Three Key Stakeholders You May Have Forgotten

Three Key Stakeholders You May Have Forgotten

Stakeholders are commonly verbose with opinions regarding the Project process and overall development lifecycle. However, there are some silent stakeholders whose value should be taken under keen consideration. These are:

The Business Mission - What we do, who we do it for, and why we are different from other providers of similar products or services.

    In our excitement for something new, we risk forgetting the business mission which is the most important and sometimes a silent stakeholder of the project. If what we create doesn’t serve the mission, it may be excellent work but so what?

    One way to ensure this stakeholder is included is to document the chain of strategies. First the business strategy, then the goals & objective’s strategies for a stated time period, the project strategy to support those goals and objectives and finally the design strategy. Make it a simple visual so you can share it with the team.

    Business Process Flow - The current way we work needs to stay stable until you intentionally want to change it. Intentional is the keyword. So many technology projects don’t identify how they are unintentionally changing the ways of working. Many times, it’s because those involved with the project don’t know they are impacting the current process.

    Once again, the best way to share the current state with the critical members of the project team is to document how the process works today.

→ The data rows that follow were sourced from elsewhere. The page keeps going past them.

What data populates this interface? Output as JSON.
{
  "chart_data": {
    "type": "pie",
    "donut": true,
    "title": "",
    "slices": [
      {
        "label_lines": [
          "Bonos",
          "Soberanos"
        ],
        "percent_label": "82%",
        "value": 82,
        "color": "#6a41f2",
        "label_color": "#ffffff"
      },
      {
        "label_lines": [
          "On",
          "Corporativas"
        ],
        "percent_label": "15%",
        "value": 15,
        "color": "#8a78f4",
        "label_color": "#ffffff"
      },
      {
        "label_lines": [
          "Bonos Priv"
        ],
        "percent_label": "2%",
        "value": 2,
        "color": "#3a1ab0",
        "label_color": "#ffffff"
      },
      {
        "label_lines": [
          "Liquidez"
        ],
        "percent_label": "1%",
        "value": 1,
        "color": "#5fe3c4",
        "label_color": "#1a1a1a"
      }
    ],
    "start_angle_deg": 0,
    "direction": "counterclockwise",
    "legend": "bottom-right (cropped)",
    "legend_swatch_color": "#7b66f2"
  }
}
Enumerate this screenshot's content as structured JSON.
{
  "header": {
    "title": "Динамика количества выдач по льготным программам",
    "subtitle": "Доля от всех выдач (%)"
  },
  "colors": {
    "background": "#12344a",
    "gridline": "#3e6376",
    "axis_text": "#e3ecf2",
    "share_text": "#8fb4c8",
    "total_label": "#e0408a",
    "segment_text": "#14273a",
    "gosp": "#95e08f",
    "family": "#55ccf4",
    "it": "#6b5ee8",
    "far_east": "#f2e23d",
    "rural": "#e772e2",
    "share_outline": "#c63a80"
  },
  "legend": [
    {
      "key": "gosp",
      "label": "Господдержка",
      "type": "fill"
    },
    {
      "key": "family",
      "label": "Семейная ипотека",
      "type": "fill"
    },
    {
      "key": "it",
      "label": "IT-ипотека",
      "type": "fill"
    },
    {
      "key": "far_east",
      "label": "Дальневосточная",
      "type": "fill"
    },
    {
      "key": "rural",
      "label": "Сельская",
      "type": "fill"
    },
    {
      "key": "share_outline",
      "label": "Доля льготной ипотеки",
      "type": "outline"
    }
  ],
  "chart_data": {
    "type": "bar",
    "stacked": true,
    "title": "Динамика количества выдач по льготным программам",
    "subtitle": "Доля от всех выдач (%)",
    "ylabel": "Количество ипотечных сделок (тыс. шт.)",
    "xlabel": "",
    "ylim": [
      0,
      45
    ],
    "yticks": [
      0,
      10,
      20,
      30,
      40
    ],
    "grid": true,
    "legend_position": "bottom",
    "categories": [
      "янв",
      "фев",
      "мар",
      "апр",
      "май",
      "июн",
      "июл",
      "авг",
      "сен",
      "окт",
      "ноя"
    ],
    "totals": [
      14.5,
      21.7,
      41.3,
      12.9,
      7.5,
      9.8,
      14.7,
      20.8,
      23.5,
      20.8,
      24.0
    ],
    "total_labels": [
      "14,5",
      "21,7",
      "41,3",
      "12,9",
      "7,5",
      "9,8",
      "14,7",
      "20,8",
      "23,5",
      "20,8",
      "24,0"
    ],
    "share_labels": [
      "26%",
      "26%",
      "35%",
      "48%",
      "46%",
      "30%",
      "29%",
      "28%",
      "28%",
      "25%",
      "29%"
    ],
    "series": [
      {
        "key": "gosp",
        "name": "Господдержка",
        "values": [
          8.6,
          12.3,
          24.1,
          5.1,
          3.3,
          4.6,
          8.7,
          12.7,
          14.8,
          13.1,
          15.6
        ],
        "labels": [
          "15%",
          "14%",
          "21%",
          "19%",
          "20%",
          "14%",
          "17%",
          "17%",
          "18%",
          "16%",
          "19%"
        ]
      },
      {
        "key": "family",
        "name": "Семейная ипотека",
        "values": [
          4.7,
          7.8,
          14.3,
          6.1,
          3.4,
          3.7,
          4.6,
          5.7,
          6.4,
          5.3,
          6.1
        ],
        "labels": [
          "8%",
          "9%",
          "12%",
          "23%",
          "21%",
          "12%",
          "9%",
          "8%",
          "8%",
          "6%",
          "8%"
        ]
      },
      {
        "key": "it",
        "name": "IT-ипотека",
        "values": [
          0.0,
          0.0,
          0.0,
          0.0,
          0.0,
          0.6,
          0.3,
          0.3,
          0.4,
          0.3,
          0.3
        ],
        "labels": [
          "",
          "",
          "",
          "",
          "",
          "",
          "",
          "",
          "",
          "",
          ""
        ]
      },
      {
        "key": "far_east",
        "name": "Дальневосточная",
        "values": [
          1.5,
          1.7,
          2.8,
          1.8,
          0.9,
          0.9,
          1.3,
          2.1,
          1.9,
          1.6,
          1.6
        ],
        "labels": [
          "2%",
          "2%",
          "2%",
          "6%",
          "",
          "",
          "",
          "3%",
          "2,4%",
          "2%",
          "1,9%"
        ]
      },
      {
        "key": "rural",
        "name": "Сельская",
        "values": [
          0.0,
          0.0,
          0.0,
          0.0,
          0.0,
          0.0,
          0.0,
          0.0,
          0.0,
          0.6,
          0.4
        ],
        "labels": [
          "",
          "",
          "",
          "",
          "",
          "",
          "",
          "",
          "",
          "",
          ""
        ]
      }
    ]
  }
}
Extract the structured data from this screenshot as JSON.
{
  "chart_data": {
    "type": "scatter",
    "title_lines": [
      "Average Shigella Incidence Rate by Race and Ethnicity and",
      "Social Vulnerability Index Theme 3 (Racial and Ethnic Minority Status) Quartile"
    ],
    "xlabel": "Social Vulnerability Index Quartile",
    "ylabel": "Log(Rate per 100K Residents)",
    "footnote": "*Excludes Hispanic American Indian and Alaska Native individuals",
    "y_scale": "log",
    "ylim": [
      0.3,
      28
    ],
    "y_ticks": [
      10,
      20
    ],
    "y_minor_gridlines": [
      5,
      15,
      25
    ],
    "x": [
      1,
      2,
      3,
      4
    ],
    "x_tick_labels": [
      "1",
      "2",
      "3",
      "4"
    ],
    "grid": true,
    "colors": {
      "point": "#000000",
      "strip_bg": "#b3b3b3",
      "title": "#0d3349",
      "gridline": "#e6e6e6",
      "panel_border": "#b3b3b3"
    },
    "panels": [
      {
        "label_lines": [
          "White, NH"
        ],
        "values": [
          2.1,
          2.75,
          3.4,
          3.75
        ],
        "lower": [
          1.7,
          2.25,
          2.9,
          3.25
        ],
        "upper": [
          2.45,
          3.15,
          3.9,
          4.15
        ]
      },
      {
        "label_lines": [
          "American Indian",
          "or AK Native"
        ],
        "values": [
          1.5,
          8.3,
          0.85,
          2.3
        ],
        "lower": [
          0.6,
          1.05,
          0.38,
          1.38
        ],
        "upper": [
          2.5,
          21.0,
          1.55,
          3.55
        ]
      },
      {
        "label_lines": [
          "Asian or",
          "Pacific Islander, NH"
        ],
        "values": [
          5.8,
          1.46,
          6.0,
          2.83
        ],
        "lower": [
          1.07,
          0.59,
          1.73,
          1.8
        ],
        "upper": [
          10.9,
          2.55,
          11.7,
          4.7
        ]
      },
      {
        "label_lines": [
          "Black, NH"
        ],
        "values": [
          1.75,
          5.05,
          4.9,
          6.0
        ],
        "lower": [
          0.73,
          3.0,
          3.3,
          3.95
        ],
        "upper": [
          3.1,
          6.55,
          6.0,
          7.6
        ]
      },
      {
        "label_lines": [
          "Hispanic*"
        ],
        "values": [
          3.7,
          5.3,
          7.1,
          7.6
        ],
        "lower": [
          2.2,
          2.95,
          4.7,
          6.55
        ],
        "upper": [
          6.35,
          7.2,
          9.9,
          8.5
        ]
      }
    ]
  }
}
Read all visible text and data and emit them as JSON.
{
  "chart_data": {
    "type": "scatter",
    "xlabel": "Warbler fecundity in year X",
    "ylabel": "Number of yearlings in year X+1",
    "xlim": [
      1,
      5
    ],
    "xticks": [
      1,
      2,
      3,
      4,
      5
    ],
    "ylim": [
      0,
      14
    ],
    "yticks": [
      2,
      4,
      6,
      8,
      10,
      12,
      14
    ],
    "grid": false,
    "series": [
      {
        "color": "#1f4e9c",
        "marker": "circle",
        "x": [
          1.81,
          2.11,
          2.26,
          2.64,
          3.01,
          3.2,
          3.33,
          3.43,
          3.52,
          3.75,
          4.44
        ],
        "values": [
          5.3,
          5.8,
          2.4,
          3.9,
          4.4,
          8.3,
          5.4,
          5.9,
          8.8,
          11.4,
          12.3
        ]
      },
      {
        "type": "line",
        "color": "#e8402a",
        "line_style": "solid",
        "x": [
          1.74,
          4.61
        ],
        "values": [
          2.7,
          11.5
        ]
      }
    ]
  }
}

The team can continually refer back to this document as they design technology and identify areas that will change the way of working.

    Systems and Data Flow - The current applications, their integration points, data stores, business rules, filters, algorithms, and all the versions of moving data around the system. This is part of the current process and the ways of working, however, they tend to be forgotten because they work silently every day. When we introduce new technology we can again unintentionally change the way our systems work. It’s better to document the current system’s ways of working and intentionally make changes.

    Two primary advantages emerge from the inclusion of these three key and sometimes silent stakeholders.

    1. You will build technology components and only the technology components that serve your ultimate mission. For some of us, technology is interesting, exciting, and we like what’s new. None of those things matter. What matters is serving our mission.
    2. You will intentionally create change in your systems and your organization’s ways of working. There is high value in stabilizing some aspects of organizations and reducing surprises, especially the negative ones when we change systems and processes with purpose.